How to keep up with model drift
Nick Elprin, CEO and co-founder of Domino Data Lab, a data science platform vendor, agreed that model drift is a problem that must be addressed head on when building a data science development pipeline. In some cases, the drift might be due to changes in the environment, like changing customer preferences or behavior. In other cases, drift could be caused by more adversarial factors. For example, criminals might adopt new strategies for defeating a new fraud detection model.
With traditional software monitoring, the IT service management needs to track metrics related to CPU, network and memory usage. With data science, CIOs need to capture metrics related to accuracy of model results. “Software for [data science] production models needs to look at the output they are getting from those models, and if drift has occurred, that should raise an alarm to retrain it,” Elprin said.
Fashion-forward data science
At Stitch Fix, a personal shopping service, the company’s data science pipeline allows it to sell clothes online at full price. Using data science in various ways allows them to find new ways to add value against deep discount giants like Amazon, said Eric Colson, chief algorithms officer at Stitch Fix.
This kind of digital innovation, however, was only possible he said because the company created an efficient data science pipeline. He added that it was also critical that the data science team is considered a top-level department at Stitch Fix and reports directly to the CEO.
Specialists or generalists?
One important consideration for CIOs in constructing the data science development pipeline is whether to recruit data science specialists or generalists. Specialists are good at optimizing one step in a complex data science pipeline. Generalists can execute all the different tasks in a data science pipeline. In the early stages of a data science initiative, generalists can adapt to changes in the workflow more easily, Colson said.
Some of these different tasks include feature engineering, model training, enhance transform and loading (ETL) data, API integration, and application development. It is tempting to staff each of these tasks with specialists to improve individual performance. “This may be true of assembly lines, but with data science, you don’t know what you are building, and you need to iterate,” Colson said. The process of iteration requires fluidity, and if the different roles are staffed with different people, there will be longer wait times when a change is made.
In the beginning at least, companies will benefit more from generalists.
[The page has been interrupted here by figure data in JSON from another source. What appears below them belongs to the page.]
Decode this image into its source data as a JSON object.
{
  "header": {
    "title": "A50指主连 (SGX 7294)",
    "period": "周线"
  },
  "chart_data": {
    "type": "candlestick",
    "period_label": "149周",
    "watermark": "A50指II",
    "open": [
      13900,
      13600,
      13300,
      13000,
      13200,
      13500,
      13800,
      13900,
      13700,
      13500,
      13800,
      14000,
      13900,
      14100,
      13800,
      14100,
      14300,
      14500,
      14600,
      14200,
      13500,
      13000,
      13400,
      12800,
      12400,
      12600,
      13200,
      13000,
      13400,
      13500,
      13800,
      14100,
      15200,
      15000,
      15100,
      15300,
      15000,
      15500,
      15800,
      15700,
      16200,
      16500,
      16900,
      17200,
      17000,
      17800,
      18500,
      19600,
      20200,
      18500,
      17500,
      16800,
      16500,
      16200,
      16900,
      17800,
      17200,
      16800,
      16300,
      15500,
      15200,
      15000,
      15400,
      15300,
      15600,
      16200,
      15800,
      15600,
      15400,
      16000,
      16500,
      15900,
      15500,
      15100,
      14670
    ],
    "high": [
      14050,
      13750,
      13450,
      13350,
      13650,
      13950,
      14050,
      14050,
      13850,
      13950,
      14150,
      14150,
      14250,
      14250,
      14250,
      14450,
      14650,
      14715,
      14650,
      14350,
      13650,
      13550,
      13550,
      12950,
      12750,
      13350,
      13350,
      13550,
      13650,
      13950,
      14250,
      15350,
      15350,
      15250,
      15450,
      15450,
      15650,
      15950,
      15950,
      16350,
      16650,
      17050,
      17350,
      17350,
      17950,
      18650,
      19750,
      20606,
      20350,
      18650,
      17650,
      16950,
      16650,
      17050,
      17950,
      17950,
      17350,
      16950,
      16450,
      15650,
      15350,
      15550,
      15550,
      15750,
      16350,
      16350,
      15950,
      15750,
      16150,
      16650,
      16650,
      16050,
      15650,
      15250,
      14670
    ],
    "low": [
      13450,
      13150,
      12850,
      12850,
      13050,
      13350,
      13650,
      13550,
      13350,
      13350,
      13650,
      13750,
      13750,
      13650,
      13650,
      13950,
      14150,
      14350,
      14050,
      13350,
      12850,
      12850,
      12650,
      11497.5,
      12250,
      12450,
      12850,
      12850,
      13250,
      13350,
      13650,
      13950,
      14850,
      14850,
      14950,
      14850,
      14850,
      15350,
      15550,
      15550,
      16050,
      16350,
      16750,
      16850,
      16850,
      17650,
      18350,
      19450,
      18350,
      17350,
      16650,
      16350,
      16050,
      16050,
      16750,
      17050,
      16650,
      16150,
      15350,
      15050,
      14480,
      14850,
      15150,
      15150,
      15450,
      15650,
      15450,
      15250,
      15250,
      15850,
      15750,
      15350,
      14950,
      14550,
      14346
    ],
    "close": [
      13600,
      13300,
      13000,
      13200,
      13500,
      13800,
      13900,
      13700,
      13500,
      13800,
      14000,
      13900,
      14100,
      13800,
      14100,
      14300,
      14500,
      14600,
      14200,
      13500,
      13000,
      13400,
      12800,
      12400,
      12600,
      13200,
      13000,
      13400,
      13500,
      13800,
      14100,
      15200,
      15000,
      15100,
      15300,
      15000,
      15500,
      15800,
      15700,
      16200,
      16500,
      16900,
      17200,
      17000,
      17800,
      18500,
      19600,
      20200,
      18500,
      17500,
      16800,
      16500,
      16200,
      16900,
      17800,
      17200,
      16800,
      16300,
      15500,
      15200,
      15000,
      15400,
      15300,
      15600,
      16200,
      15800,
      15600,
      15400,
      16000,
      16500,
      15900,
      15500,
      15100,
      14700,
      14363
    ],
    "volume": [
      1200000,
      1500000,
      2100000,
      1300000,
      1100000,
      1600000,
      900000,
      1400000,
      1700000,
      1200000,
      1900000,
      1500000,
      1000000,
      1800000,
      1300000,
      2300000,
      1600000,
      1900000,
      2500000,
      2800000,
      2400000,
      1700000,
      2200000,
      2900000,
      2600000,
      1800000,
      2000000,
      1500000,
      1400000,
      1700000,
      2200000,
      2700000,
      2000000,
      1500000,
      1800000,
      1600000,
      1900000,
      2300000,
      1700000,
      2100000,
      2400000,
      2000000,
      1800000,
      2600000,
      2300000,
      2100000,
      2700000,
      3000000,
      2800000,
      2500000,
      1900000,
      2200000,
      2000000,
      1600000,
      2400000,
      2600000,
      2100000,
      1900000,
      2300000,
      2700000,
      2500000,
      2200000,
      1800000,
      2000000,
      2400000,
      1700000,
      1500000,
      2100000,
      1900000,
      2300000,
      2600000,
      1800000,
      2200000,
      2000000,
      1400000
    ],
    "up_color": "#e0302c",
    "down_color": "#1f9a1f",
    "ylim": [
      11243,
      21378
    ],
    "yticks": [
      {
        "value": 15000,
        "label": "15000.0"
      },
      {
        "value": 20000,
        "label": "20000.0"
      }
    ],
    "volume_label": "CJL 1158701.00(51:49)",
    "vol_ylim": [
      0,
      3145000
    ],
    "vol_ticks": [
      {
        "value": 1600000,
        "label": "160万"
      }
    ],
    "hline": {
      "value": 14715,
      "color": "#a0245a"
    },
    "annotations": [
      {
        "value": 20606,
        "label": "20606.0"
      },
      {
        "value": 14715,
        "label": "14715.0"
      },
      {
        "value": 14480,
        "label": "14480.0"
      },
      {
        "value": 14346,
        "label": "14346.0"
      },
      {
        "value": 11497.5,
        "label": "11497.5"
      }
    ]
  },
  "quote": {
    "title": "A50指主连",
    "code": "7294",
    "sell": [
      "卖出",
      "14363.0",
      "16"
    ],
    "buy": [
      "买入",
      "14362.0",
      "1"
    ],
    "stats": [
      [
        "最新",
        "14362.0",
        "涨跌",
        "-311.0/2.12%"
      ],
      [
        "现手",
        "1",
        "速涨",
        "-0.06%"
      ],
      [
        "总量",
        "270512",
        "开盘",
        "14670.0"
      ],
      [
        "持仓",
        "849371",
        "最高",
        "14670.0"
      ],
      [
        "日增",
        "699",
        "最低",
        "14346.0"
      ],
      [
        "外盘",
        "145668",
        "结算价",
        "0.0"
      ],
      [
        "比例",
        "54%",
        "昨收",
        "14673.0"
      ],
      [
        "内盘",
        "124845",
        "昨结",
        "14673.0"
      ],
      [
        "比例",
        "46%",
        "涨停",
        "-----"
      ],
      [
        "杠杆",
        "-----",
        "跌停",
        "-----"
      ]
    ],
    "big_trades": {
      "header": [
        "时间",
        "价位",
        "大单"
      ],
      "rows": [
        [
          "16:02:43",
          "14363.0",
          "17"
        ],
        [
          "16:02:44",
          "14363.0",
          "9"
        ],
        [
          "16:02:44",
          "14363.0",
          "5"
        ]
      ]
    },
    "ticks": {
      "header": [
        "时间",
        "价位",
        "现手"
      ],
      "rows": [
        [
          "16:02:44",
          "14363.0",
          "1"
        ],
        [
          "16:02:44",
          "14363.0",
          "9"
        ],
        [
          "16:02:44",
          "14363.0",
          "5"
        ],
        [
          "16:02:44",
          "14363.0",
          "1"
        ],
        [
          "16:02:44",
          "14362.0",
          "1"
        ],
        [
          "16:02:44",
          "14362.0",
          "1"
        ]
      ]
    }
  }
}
But after data science processes are established after a few years, specialists may be more efficient.
Align data science with business
Today a lot of data science models are built in silos that are disconnected from normal business operations, Domino’s Elprin said. To make data science effective, it must be integrated into existing business processes. This comes from aligning data science projects with business initiatives. This might involve things like reducing the cost of fraudulent claims or improving customer engagement.
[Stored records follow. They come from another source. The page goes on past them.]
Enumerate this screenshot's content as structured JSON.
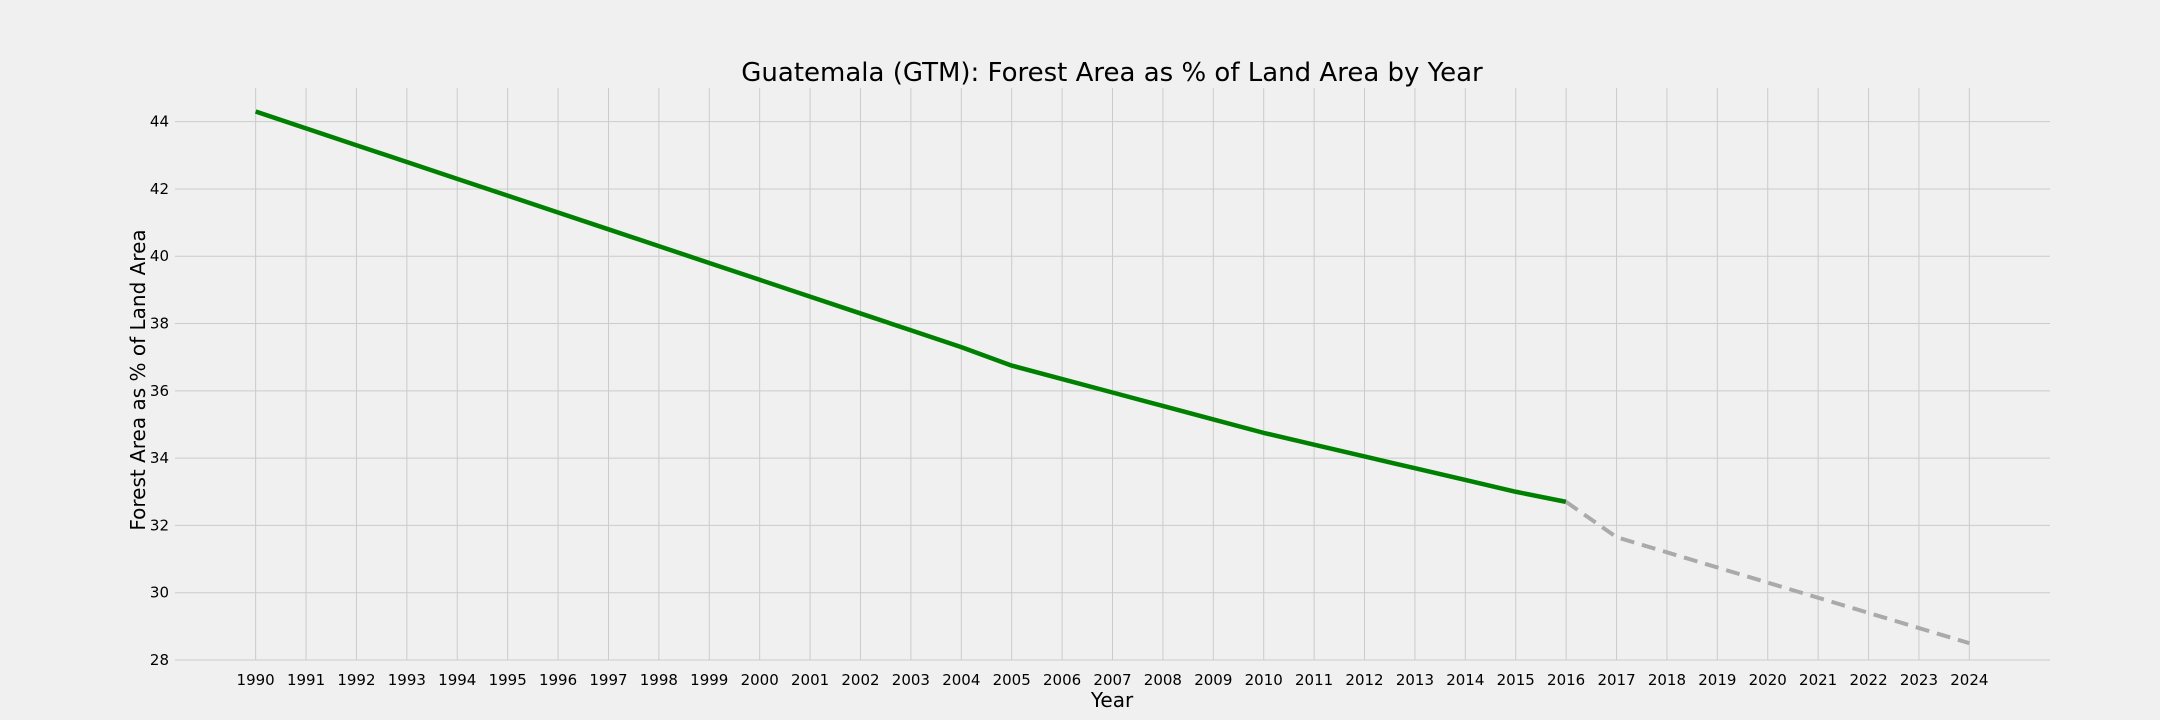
{
  "chart_data": {
    "type": "line",
    "title": "Guatemala (GTM): Forest Area as % of Land Area by Year",
    "xlabel": "Year",
    "ylabel": "Forest Area as % of Land Area",
    "x_ticks": [
      1990,
      1991,
      1992,
      1993,
      1994,
      1995,
      1996,
      1997,
      1998,
      1999,
      2000,
      2001,
      2002,
      2003,
      2004,
      2005,
      2006,
      2007,
      2008,
      2009,
      2010,
      2011,
      2012,
      2013,
      2014,
      2015,
      2016,
      2017,
      2018,
      2019,
      2020,
      2021,
      2022,
      2023,
      2024
    ],
    "xlim": [
      1988.4,
      2025.6
    ],
    "ylim": [
      28,
      45
    ],
    "y_ticks": [
      28,
      30,
      32,
      34,
      36,
      38,
      40,
      42,
      44
    ],
    "grid": true,
    "legend": "none",
    "series": [
      {
        "style": "solid",
        "color": "#008000",
        "x": [
          1990,
          1991,
          1992,
          1993,
          1994,
          1995,
          1996,
          1997,
          1998,
          1999,
          2000,
          2001,
          2002,
          2003,
          2004,
          2005,
          2006,
          2007,
          2008,
          2009,
          2010,
          2011,
          2012,
          2013,
          2014,
          2015,
          2016
        ],
        "values": [
          44.3,
          43.8,
          43.3,
          42.8,
          42.3,
          41.8,
          41.3,
          40.8,
          40.3,
          39.8,
          39.3,
          38.8,
          38.3,
          37.8,
          37.3,
          36.75,
          36.35,
          35.95,
          35.55,
          35.15,
          34.75,
          34.4,
          34.05,
          33.7,
          33.35,
          33.0,
          32.7
        ]
      },
      {
        "style": "dashed",
        "color": "#aaaaaa",
        "x": [
          2016,
          2017,
          2018,
          2019,
          2020,
          2021,
          2022,
          2023,
          2024
        ],
        "values": [
          32.7,
          31.65,
          31.2,
          30.75,
          30.3,
          29.85,
          29.4,
          28.95,
          28.5
        ]
      }
    ]
  }
}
In less effective organizations, management tends to start with the data the company has collected and wonder what a data science team can do with it. In more effective organizations, data science is driven by business objectives.
“Getting to digital transformation requires top down buy-in to say this is important,” Elprin said. “The most successful organizations find ways to get quick wins to get political capital. Instead of twelve-month projects, quick wins will demonstrate value, and get more concrete engagement.”